The single cell Cph1(Y176H) fluorescence distribution was measured using a BD FACSCanto II. The fluorescent channel used (APC-A) used a 633 nm red laser as the excitation source, and an emission window of 670/50 nm. Calibration beads were measured as above. FlowCal was used to gate cell populations and calibrate fluorescence data to MEAP (Molecules of Equivalent Allophycocyanin). The cell fluorescence of each culture sample was then obtained from the median MEAP fluorescence of all gated events in that sample. Finally, the Cph1(Y176H) fluorescence was obtained by subtracting the cell fluorescence of each sample from the cell fluorescence of a control wild-type PY79 sample.

Statistical analysis

Each experiment was replicated three times over different days. Fluorescence of each sample is reported as the mean ± std dev. of the sfGFP and Cph1(Y176H) fluorescence from three experiments. A one-sample Student’s t-test was conducted for every sample to evaluate whether sfGFP or Cph1(Y176H) fluorescence was significantly different from zero (one-sided, p < 0.05). Fluorescence of samples that failed this test are reported as not detected or N.D. Significance in the difference of fold changes was calculated via a two-sample Welch’s unequal variances t-test.

Transfer function modeling and fitting

Steady-state transfer functions in Fig. 6b, Supplementary Figs. 14, 15, and 18 were fitted to a Hill Function of the form:

$$y = y_0 + {\mathrm{\Delta }}y \cdot \frac{{x^n}}{{x^n + K_{1/2}^n}}$$

Here, y is the observed sfGFP fluorescence in MEFL, which has a minimum value of y0 in the absence of inducer and a maximum of y0y under saturating conditions, x is either light intensity in μmol m−2 s−1 (Fig. 6b), Xylose concentration in % (Supplementary Figs. 14B,  15B, and 18) or IPTG concentration in μM (Supplementary Figs. 14D and 15D), K1/2 is the inducer concentration for half-maximum activation, and n is the Hill coefficient. Fitting was performed using the LmFit python package79 with the Levenberg-Marquardt algorithm.
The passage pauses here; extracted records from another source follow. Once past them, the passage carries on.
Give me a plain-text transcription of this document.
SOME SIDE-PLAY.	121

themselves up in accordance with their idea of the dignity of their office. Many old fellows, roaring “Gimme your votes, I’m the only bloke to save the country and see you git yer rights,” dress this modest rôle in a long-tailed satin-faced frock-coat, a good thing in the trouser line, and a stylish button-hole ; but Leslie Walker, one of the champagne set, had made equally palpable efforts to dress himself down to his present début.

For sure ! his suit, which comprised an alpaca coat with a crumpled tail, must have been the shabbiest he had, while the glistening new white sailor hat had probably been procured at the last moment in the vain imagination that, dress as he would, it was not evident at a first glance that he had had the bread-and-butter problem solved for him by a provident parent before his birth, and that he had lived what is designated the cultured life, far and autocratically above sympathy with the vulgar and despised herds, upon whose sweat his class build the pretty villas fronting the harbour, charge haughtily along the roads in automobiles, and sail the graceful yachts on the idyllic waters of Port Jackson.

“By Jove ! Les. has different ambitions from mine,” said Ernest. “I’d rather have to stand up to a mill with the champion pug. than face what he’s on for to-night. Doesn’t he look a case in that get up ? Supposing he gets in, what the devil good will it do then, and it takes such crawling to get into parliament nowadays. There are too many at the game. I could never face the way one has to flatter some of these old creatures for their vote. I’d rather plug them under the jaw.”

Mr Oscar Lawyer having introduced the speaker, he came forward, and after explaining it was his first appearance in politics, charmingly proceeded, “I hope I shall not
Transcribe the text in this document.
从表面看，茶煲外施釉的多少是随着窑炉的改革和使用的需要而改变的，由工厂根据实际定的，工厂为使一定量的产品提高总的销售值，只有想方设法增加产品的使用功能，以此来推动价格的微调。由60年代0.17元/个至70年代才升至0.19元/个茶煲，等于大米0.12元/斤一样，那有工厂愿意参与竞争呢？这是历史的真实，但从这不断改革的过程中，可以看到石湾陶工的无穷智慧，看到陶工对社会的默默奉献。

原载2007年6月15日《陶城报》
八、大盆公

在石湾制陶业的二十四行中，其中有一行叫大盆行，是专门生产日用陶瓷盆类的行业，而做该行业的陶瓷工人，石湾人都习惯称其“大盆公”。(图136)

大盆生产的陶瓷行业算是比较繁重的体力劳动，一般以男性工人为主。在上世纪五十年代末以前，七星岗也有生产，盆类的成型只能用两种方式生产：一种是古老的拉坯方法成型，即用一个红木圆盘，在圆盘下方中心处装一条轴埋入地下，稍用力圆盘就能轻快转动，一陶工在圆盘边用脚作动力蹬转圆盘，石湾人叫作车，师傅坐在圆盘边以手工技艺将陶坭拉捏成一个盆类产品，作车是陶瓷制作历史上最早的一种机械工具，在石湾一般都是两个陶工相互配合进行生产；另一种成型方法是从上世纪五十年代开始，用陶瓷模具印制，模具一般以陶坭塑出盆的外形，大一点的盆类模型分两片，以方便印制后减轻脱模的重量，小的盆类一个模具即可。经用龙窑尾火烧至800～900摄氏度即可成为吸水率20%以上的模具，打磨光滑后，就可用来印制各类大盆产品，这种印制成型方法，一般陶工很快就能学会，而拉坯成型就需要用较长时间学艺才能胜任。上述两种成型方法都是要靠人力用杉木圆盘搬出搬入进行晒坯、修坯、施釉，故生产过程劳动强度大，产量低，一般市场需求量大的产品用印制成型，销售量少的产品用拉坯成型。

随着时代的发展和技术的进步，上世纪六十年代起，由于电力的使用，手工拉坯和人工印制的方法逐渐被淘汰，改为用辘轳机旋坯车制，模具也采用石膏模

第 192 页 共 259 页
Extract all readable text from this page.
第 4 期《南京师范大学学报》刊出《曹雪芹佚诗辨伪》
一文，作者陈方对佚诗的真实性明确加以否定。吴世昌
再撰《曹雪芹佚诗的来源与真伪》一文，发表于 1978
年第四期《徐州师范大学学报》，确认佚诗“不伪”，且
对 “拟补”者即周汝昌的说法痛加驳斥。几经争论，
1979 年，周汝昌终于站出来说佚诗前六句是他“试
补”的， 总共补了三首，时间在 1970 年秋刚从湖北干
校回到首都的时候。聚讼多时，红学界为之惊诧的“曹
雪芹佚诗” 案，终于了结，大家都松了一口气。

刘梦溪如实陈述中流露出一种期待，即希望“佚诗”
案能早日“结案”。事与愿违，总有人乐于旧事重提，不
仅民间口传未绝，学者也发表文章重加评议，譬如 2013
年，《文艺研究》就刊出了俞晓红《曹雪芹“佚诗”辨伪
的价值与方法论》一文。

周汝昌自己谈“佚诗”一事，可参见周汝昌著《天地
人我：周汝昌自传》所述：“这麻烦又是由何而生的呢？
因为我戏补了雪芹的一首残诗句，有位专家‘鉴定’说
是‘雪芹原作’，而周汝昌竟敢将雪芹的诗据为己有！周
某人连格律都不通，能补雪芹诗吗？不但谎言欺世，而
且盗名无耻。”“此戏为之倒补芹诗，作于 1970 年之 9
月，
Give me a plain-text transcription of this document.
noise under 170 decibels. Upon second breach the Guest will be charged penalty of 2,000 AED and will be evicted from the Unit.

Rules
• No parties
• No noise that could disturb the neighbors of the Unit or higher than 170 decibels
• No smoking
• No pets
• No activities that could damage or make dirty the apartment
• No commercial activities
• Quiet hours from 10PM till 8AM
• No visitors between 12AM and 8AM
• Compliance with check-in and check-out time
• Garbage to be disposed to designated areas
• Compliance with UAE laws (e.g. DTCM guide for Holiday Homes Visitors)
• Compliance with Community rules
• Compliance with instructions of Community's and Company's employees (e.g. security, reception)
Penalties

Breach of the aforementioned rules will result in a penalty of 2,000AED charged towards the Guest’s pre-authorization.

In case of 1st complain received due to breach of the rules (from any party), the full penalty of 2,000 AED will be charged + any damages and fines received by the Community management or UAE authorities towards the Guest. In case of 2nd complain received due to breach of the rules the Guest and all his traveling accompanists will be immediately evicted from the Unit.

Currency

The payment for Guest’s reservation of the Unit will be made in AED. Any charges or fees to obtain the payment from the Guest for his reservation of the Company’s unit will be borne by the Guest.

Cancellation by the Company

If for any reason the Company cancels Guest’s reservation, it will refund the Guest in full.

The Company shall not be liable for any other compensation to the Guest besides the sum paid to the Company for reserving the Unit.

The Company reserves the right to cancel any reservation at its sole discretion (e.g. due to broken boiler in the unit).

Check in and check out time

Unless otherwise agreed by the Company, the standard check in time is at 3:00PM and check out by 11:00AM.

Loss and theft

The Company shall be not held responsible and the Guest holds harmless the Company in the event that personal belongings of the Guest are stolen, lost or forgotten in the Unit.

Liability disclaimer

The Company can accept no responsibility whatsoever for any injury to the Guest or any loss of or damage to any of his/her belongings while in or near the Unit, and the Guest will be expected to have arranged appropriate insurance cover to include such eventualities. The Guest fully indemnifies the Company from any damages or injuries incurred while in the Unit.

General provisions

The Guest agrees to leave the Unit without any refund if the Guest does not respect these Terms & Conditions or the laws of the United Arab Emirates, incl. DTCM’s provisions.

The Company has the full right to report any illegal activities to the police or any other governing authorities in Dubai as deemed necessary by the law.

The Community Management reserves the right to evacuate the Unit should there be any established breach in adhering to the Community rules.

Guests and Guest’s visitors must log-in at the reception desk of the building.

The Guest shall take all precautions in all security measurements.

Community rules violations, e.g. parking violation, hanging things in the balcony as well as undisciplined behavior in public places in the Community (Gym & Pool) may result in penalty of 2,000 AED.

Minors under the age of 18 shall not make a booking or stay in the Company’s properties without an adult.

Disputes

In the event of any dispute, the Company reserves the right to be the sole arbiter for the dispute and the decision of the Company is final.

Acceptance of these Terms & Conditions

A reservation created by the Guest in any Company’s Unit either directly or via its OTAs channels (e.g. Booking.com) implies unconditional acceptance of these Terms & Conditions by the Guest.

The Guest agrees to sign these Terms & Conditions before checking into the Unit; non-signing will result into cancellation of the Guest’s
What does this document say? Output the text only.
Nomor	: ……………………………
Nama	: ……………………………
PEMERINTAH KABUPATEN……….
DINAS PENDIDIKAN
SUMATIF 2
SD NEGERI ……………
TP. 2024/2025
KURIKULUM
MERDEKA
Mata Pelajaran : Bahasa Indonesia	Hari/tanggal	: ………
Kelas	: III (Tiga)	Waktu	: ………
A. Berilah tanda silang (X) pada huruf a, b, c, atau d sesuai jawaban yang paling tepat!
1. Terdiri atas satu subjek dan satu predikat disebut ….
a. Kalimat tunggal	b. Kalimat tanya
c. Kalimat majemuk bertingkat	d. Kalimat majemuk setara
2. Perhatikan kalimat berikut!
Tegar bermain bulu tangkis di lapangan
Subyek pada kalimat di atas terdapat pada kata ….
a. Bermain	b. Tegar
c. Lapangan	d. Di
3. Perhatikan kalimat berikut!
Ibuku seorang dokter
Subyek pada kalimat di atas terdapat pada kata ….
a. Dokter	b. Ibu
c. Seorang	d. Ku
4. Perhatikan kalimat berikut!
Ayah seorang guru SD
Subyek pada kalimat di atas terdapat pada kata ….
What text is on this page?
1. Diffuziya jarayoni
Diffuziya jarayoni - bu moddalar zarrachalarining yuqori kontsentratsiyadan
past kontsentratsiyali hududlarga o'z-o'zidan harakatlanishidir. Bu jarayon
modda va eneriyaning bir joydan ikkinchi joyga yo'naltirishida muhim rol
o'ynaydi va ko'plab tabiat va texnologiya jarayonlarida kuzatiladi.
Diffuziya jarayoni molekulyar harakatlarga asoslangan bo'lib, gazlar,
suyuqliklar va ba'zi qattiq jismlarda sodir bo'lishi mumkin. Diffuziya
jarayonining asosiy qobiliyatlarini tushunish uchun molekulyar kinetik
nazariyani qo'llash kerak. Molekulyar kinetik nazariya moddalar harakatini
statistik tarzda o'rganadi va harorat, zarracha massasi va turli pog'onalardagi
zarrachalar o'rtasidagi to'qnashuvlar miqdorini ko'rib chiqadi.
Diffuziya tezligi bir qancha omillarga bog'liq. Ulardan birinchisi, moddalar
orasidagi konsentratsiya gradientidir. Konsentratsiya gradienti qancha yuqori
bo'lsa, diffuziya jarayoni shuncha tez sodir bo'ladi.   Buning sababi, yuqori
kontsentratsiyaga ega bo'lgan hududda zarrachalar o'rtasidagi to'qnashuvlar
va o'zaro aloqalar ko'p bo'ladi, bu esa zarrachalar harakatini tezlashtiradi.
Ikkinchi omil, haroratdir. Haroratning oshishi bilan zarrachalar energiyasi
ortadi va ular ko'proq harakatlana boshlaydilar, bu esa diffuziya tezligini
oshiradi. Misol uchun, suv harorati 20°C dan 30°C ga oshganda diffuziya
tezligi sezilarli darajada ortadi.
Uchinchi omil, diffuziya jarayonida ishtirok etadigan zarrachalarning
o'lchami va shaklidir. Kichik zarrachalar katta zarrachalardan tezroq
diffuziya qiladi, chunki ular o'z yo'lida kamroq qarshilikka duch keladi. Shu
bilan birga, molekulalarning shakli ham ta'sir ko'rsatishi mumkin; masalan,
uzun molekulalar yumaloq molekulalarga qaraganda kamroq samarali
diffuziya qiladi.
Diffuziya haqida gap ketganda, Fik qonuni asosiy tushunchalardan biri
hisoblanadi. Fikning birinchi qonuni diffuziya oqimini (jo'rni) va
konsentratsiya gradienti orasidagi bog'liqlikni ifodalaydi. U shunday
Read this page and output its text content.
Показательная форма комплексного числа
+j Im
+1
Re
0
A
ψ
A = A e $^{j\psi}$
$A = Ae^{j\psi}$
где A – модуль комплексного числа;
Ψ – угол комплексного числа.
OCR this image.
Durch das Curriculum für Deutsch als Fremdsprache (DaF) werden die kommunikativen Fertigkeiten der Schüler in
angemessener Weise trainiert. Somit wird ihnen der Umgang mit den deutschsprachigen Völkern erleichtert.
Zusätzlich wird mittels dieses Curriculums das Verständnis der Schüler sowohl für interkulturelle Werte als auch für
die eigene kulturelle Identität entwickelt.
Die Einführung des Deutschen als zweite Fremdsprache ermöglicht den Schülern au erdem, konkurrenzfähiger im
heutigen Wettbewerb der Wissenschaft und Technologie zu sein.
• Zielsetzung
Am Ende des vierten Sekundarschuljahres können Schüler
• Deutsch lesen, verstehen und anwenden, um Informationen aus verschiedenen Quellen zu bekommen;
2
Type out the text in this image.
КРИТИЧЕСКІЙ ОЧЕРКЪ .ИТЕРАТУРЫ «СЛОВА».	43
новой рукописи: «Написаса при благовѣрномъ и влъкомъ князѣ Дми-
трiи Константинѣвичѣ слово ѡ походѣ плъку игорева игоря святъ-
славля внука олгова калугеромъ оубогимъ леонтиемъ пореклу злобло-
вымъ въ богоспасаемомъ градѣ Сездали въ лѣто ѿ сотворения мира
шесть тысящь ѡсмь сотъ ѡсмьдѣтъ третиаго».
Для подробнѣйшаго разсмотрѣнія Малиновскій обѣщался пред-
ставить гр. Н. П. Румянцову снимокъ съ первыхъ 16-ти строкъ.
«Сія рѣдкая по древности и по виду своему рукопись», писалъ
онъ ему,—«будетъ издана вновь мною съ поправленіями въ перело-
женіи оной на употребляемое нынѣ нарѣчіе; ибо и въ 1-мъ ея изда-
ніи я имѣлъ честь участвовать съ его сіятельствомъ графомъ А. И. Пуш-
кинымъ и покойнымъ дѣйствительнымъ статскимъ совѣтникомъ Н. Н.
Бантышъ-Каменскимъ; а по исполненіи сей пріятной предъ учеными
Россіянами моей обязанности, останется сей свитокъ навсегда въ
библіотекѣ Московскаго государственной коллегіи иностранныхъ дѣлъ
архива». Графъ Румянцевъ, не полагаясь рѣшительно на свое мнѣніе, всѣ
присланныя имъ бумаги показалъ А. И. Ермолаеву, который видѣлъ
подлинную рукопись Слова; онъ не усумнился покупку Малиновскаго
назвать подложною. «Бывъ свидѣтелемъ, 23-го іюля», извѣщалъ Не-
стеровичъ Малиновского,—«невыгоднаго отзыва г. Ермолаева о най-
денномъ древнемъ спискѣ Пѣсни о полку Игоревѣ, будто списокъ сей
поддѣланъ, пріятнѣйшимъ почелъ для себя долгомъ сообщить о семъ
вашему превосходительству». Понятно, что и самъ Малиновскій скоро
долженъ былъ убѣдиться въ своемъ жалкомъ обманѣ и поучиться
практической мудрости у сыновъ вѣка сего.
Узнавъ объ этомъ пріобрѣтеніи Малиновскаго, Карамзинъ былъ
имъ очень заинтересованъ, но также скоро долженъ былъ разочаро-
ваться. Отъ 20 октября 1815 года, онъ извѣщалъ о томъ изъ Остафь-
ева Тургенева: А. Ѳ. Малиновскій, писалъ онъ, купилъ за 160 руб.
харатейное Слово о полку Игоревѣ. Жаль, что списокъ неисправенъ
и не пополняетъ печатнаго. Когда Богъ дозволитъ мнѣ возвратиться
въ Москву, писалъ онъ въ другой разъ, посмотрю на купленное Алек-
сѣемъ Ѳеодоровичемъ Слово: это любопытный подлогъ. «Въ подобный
Experimental data from three replicates were combined and fitted simultaneously. To adequately fit low and high fluorescence values, the error to minimize was defined as the difference between the logarithm of a fluorescence datapoint and the logarithm of the model prediction. Fitted parameter values and their uncertainties can be found in Supplementary Data 4.

Kinetic response modeling and fitting

The response of the CcaSR system to an instantaneous change in light intensity was modeled as a differential equation system of the form:

$$\frac{{dp}}{{dt}} = k_p \cdot \left( {c\left( {I_g,I_r} \right) - p\left( t \right)} \right)$$
$$\frac{{dg}}{{dt}} = k_g \cdot \left( {p\left( {t - \tau } \right) - g\left( t \right)} \right)$$
$$\frac{{dG}}{{dt}} = k_d \cdot \left( {g\left( t \right) - G\left( t \right)} \right)$$

Here, p(t) represents the sfGFP production rate, g(t) represents immature sfGFP, and G(t) is the fully mature, observed sfGFP. Their dynamics are determined by rate constants kp, kg, and kG. τ represents the delay before a change in sfGFP production actually occurs. Finally, c is the system input, and is a function of light intensities Ig and Ir. Units for c, p(t), and G(t) have been chosen such that, in steady state, c = pss = gss = Gss, and thus c determines the steady state output fluorescence. To simulate an instantaneous change from red to green light (Fig. 6c), the model was solved with initial conditions p(0) = g(0) = G(0) = y0 and c = y0 + Δy, where y0 and Δy are obtained from the Hill function fit. Similarly, an instantaneous change from green to red light (Fig. 6d) was simulated with p(0) = g(0) = G(0) = y0 + Δy and c = y0. Fitting was performed using LmFit as described above.

Reporting summary

Further information on research design is available in the Nature Research Reporting Summary linked to this article.